Knox follows a client-server architecture backed by a persistent store. Stored secrets are encrypted but
ACLs and all the rest of the metadata are not, so the store must still be trusted. The encryption key is
a file on each Knox server. Servers expose the Knox API to a client daemon that runs in the background to
cache up-to-date secrets locally and to a CLI management tool. Installation requires modifying the Go code
and compiling from source even for configuring a particular database type. Authentication for machines
is done with client certificates, and for humans via GitHub credentials or OAuth – switching between
those and configuration appears to require code changes as well. Client setup requires multiple steps
and is not automated.
Secrets are presented as files (plain ones, not FUSE) in a hardcoded location. It follows that within
one machine, there is no separation between different services and they can all read each other’s secrets.
Red October is a CloudFlare-designed system to automate a two-person rule for secret storage (two keys
belonging to two different users are needed to decrypt a secret). A server implemented in Go and
exposing a JSON API implements encryption and decryption workflows, and allows a user to “delegate”
their key to the server to perform a time- or use-limited number of decryption operations. Remarkably,
the server does not store encrypted secrets, only a catalog of users, delegations and other metadata.
The implementation creates all possible user pairs and encrypts the secret’s symmetric key with public
keys of both users sequentially. The number of possible permutations is O(n^2) and is therefore suitable
only for rather limited user counts for a given secret. There is no significant tooling around the
system (all examples in the repo are raw JSON curling).
Trousseau is a Go tool that manages secrets in a single OpenPGP-encrypted file. The creator of the file
can specify who can open and modify the store. As far as I can see, the access control is global.
It seems to be more suitable for personal secret storage or a small project than an enterprise rollout.
Support for several storage backends (S3, scp, Gist) is built in.
Project page: https://github.com/oleiade/trousseau
Vault is perhaps the most commonly heard name in secret storage for infrastructure these days. Developed
by Hashicorp, it is not a surprise that Vault suggests other Hashicorp infrastructure (for example,
Consul is the only high availability backend supported by Hashicorp). Secrets are arranged in a tree
with ACLs limiting access and allowed operations. A “lease” concept is used to recommend clients
to refresh secrets once in a while, and in this manner implement a poll-based rollover functionality.
When used with “generic” secrets, the concept of a lease is advisory since secrets can be revoked
at any time regardless of existing leases, and continue to remain valid indefinitely unless changed
by some external agent. For authentication, Vault offers a large variety of backends including
GitHub and certificates.
For some specific services, Vault offers password generators where a new secret can be created
for each use request and revoked once its lifetime (“lease”) expires. However, the list
of the services is fixed and there is no current extensibility for adding new generators.

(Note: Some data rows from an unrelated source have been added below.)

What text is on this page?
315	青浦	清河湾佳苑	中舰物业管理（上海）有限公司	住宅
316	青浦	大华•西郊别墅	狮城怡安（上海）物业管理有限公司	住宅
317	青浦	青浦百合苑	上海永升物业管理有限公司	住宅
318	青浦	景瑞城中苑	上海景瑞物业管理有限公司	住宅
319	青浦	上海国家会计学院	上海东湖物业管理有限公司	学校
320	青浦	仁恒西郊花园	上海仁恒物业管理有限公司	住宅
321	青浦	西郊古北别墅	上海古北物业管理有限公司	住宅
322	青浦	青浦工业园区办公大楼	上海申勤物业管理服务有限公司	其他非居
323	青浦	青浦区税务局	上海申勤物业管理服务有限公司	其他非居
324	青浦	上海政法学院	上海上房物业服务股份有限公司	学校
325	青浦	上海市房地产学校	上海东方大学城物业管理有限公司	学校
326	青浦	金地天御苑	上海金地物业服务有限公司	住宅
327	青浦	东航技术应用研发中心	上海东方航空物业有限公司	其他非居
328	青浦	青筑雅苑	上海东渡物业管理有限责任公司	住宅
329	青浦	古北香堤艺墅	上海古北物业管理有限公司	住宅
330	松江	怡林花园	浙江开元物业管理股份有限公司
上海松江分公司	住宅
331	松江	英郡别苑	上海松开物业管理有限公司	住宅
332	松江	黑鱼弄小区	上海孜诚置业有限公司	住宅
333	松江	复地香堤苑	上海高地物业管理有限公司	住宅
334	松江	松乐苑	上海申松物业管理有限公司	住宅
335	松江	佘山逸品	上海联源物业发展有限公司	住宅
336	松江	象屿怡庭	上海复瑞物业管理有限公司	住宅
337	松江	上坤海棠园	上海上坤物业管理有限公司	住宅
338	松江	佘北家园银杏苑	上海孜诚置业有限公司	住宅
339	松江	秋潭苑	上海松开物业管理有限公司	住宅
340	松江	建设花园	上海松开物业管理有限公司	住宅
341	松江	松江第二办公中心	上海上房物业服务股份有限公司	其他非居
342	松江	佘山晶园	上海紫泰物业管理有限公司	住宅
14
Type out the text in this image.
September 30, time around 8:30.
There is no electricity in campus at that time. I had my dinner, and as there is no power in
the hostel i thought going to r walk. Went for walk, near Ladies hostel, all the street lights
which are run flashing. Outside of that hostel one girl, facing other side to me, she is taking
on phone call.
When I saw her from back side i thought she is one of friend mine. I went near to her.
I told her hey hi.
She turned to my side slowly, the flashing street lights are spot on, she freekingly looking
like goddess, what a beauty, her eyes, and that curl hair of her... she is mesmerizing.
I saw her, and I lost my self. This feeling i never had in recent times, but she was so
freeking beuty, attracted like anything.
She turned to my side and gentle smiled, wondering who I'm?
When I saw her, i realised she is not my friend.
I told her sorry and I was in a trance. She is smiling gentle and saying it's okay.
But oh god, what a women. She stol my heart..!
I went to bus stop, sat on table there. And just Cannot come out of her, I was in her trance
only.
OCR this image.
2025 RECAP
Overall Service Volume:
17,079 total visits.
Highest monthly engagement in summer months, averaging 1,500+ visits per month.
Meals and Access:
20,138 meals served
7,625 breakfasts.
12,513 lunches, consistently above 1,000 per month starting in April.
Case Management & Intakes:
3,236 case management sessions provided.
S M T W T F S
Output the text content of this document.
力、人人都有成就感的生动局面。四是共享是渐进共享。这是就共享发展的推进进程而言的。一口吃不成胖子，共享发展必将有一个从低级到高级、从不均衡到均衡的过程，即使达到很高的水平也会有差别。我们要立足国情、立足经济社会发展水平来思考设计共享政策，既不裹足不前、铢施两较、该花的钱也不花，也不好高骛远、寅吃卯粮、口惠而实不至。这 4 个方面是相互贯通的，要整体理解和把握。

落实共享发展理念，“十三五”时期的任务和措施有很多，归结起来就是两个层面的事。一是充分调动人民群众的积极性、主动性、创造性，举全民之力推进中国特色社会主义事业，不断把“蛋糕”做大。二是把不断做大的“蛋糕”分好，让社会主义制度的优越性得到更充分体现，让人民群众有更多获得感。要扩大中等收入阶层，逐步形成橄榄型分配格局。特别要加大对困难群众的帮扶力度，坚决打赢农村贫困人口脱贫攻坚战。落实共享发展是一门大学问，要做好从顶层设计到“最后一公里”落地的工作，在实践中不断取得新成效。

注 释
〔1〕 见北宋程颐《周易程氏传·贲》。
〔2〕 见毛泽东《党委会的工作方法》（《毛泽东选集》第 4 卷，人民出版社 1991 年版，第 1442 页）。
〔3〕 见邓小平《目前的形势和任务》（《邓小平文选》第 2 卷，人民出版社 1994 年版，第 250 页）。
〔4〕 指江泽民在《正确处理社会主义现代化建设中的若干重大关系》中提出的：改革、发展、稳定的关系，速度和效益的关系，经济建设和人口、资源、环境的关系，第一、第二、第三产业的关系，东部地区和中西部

First party tooling for Vault includes a CLI client, Ruby and Go libraries, and presentation
utilities such as envconsul and consul-template. There is also a growing number of third party
tools and libraries. Notably, no first party user interface besides a CLI is available. Having
Consul as the only built-in HA backend is problematic in multi-datacenter environments, since
by default Consul is consistent only within a single datacenter. Consul replication has been
attempted successfully to solve this, but is not officially supported. No first-party tooling
to reconcile multiple Vault clusters exists or is planned. Support for key versioning
is not currently planned due to backend limitations.